Despite applications closing for existing master trusts, new master trusts can apply to enter the market at any time. They must provide evidence outlining how a scheme will meet the standards in five key areas.

However, new schemes will be more intensely supervised than existing schemes because they will not have an operational track record.

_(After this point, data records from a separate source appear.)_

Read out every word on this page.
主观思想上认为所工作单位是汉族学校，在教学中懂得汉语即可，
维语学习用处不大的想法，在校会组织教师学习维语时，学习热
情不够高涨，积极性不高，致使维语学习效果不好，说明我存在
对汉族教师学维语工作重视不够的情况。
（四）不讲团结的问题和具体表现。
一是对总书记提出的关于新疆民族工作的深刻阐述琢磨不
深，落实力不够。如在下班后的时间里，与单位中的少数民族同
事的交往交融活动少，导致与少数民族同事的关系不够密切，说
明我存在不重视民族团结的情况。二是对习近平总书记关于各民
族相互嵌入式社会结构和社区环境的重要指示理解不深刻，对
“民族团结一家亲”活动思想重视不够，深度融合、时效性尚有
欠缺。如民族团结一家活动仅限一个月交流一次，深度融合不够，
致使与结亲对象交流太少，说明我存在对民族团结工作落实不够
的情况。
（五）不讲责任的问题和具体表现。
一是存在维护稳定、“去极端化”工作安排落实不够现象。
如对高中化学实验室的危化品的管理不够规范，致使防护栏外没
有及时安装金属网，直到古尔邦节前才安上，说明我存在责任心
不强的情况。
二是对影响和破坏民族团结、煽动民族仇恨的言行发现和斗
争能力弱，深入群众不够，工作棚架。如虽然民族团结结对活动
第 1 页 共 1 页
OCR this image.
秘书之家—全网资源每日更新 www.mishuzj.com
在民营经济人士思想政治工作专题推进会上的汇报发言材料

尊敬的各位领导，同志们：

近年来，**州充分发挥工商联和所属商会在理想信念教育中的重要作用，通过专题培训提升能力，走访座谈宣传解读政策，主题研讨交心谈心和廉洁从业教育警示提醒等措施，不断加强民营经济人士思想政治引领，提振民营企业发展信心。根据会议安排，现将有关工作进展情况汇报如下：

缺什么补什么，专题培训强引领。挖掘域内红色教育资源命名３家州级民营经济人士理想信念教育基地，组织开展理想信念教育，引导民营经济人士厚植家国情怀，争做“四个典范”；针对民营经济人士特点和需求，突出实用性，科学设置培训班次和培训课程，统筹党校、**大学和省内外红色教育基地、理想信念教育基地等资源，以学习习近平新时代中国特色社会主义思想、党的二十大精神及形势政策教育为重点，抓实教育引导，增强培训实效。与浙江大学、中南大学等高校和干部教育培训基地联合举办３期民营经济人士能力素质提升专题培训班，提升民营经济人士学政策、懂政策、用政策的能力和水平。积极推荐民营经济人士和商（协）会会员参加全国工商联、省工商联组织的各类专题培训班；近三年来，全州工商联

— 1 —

Aegon Master Trust, Aspire Savings Trust, Atlas Master Trust, Aon, Autoenrolment.co.uk Master Trust, Aviva Master Trust, The Baptist Pension Scheme, BCF Pension Trust, the BlueSky Pension Scheme, The Carey Workplace Pension Trust, The Cheviot Pension, Creative Pension Trust, The Crystal Trust, Combined Nuclear Pension Plan, Ensign Retirement Plan, Fidelity, Legal & General WorkSave Mastertrust, Legal & General WorkSave Mastertrust (RAS), The Lewis Workplace Pension Trust, LifeSight, Mercer Master Trust, National Pension Trust, Now Pensions Trust, The ITB Pension Funds Nest, The Pensions Trust (TPT Retirement Solutions), The People’s Pension, the Railways Pension Scheme's DC, Scottish Widows Master Trust, The SEI Master Trust, Standard Life DC Master Trust, Stanplan A, University of Oxford Staff Pension Scheme, the Universities Superannuation Scheme and Workers Pension Trust are the master trusts that had already gained regulatory approval.